British philosopher (born 1946)

Kit Fine (born 26 March 1946) is a British philosopher who is the Silver Professor of Philosophy and Mathematics at New York University. Prior to joining the philosophy department of NYU in 1997, he taught at the University of Edinburgh, University of California, Irvine, University of Michigan and UCLA. The author of multiple books and over 100 articles in international academic journals, he has made notable contributions to the fields of philosophical logic, metaphysics, and the philosophy of language and also has written on ancient philosophy, in particular on Aristotle's account of logic and modality.

He is also a distinguished research professor in the Department of Philosophy, University of Birmingham, England. Since 2018, Fine is visiting professor at the University of Italian Switzerland.

==Education, family and career==
After graduating from Balliol College, Oxford (B.A. in Philosophy, Politics, and Economics, 1967), Fine received his Ph.D. from the University of Warwick in 1969, under the supervision of A. N. Prior. He then taught at the University of Edinburgh, University of California, Irvine, University of Michigan, and UCLA, before moving to New York University as the Silver Professor and University Professor of Philosophy and Mathematics.

He was elected a Corresponding Fellow of the British Academy in 2005 and a Fellow of the American Academy of Arts & Sciences in 2006. He has held fellowships from the John Simon Guggenheim Memorial Foundation and the American Council of Learned Societies and is a former editor of the Journal of Symbolic Logic.

Fine has two daughters from his former marriage to Anne Fine. Anne Fine is an author of children's books; Cordelia Fine is a professor of philosophy at the University of Melbourne; Ione Fine is a professor at the University of Washington.

==Philosophical work==
In addition to his primary areas of research, he has written papers in ancient philosophy, linguistics, computer science, and economic theory.

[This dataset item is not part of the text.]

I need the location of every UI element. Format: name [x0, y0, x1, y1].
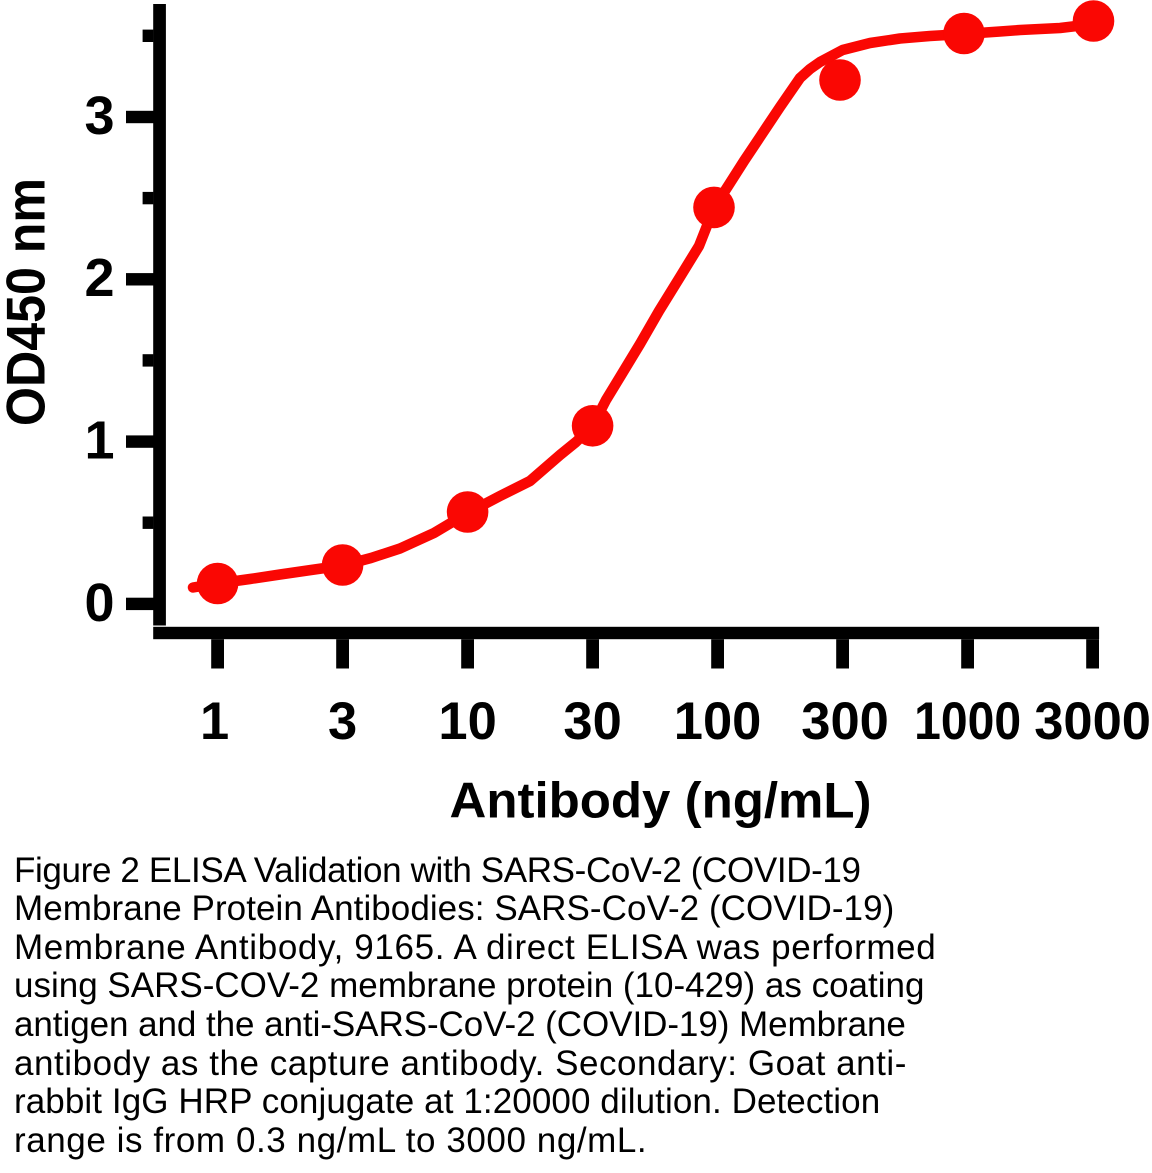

Fine has described his general approach to philosophy as follows: "I’m firmly of the opinion that real progress in philosophy can only come from taking common sense seriously. A departure from common sense is usually an indication that a mistake has been made."

== Awards ==
In 2013, Fine held the Gödel Lecture, titled Truthmaker semantics.

==Bibliography==
- Worlds, Times, and Selves (with A. N. Prior). University of Massachusetts Press, 1977. ISBN 0-87023-227-4
- Reasoning With Arbitrary Objects. Blackwell, 1986. ISBN 0-631-13844-7
- The Limits of Abstraction. Oxford University Press, 2002. ISBN 0-19-924618-1
- Modality and Tense: Philosophical Papers. Oxford University Press, 2005. ISBN 0-19-927871-7
- Semantic Relationism. Blackwell, 2007. ISBN 978-1-4051-0844-7
- Vagueness: A Global Approach, Oxford University Press, 2020. ISBN 978-0-1975-1495-5

For a full 2023 listing of publications see "Bibliography of Kit Fine" (back matter from Kit Fine on Truthmakers, Relevance, and Non-classical Logic).